To fix this, the researchers introduce HaloProbe, a Bayesian framework for token-level hallucination detection. HaloProbe separates two kinds of information: internal signals from the model’s decoding dynamics (for example, attention patterns at the level of individual layers and heads, and logit-based confidence) and external caption statistics (for example, where a token appears in the sentence and whether it is a repeated mention). The system uses balanced training to learn internal evidence without being biased by the imbalanced counts of correct versus hallucinated tokens. It then learns a prior over the external features and combines both parts to estimate the true posterior probability that a token is hallucinated.
Crucially, HaloProbe is used as an external probe rather than by changing the model’s internals. The authors show how the probe’s token-level scores can guide non-invasive mitigation during decoding. One method they test is a beam-search strategy that re-ranks candidate captions by HaloProbe’s scores. They also evaluate simple post-processing rescoring. Because these methods do not alter attention or other internal weights, they aim to preserve the model’s usual fluency and word choices while reducing hallucinations.
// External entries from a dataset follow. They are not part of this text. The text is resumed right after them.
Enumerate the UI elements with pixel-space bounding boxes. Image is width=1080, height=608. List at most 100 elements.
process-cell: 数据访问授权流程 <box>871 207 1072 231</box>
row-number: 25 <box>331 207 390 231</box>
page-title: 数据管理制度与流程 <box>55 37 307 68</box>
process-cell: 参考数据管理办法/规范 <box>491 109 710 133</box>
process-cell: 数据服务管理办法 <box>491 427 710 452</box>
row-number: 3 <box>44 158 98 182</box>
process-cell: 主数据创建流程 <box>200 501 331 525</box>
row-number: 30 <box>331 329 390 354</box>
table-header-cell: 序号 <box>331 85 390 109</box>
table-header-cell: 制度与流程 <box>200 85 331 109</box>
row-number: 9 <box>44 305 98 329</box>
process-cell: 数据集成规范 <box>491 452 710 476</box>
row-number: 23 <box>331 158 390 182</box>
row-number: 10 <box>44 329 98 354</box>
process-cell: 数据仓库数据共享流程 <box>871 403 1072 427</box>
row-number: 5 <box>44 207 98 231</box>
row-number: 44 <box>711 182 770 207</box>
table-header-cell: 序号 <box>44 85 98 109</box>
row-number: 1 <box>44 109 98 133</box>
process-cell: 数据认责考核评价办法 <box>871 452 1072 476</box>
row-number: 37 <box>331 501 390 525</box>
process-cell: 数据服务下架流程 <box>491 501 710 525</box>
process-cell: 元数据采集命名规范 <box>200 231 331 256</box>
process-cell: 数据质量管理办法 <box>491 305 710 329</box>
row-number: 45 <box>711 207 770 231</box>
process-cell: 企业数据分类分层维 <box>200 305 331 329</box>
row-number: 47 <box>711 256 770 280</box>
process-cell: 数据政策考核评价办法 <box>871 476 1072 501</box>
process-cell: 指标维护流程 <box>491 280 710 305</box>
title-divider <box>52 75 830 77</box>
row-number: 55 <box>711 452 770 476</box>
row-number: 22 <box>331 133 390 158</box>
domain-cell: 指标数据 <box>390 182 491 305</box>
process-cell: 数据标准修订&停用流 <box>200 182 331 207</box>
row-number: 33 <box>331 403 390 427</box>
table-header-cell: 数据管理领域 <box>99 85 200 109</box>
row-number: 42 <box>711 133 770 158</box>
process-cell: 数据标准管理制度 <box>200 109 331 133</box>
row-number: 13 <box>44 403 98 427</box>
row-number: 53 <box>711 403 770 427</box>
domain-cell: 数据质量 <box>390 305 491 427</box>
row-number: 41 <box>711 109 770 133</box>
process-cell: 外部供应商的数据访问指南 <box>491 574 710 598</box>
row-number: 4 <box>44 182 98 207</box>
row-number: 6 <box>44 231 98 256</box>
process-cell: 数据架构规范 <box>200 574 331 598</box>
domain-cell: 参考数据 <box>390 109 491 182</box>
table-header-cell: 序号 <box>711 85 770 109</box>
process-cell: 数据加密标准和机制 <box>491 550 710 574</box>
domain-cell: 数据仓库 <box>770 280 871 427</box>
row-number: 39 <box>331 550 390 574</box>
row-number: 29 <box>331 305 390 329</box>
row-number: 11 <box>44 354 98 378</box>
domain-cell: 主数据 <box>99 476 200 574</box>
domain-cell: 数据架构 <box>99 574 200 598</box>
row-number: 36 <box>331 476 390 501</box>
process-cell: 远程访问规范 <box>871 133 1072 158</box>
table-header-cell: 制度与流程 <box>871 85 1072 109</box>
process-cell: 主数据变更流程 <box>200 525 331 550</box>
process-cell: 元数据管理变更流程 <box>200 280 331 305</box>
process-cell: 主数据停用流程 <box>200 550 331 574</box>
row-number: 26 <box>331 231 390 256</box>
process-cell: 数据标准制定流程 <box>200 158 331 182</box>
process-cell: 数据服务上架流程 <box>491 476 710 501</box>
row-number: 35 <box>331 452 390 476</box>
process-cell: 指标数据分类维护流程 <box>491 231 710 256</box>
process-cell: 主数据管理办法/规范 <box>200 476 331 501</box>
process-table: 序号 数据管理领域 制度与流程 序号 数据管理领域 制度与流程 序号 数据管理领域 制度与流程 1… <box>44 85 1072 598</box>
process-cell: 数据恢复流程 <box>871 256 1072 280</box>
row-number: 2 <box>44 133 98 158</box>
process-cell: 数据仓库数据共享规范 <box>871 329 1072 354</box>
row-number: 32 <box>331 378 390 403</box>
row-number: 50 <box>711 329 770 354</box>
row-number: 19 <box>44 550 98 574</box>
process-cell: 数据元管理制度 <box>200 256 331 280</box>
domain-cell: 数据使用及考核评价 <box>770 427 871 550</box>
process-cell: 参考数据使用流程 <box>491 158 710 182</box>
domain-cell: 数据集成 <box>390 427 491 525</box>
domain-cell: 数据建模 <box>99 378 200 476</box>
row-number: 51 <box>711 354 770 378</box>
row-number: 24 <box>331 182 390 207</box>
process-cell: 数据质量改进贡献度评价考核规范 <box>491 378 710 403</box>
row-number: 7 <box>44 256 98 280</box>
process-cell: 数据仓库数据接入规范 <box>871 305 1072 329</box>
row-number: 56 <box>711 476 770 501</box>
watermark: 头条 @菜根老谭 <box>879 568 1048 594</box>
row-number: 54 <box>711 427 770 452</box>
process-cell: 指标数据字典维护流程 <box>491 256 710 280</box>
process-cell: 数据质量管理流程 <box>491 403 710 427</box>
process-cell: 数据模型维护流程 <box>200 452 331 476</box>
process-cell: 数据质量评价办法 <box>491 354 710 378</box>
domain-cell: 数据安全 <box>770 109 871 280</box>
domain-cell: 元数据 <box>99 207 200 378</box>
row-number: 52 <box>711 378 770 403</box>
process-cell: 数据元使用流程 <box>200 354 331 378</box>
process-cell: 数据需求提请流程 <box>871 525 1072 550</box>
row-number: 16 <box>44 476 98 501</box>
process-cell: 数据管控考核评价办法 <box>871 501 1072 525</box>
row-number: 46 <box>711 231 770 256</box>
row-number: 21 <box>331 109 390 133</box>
In experiments on the MSCOCO image-caption dataset, and measured with the CHAIR metric (a metric for caption hallucinations), HaloProbe-guided decoding reduced hallucinations more effectively than state-of-the-art intervention-based methods. The paper argues that some intervention methods can hurt fluency or produce unnatural text because they change how the model normally operates. HaloProbe avoids those side effects by keeping the model’s internal dynamics intact and only using an external signal to pick better outputs.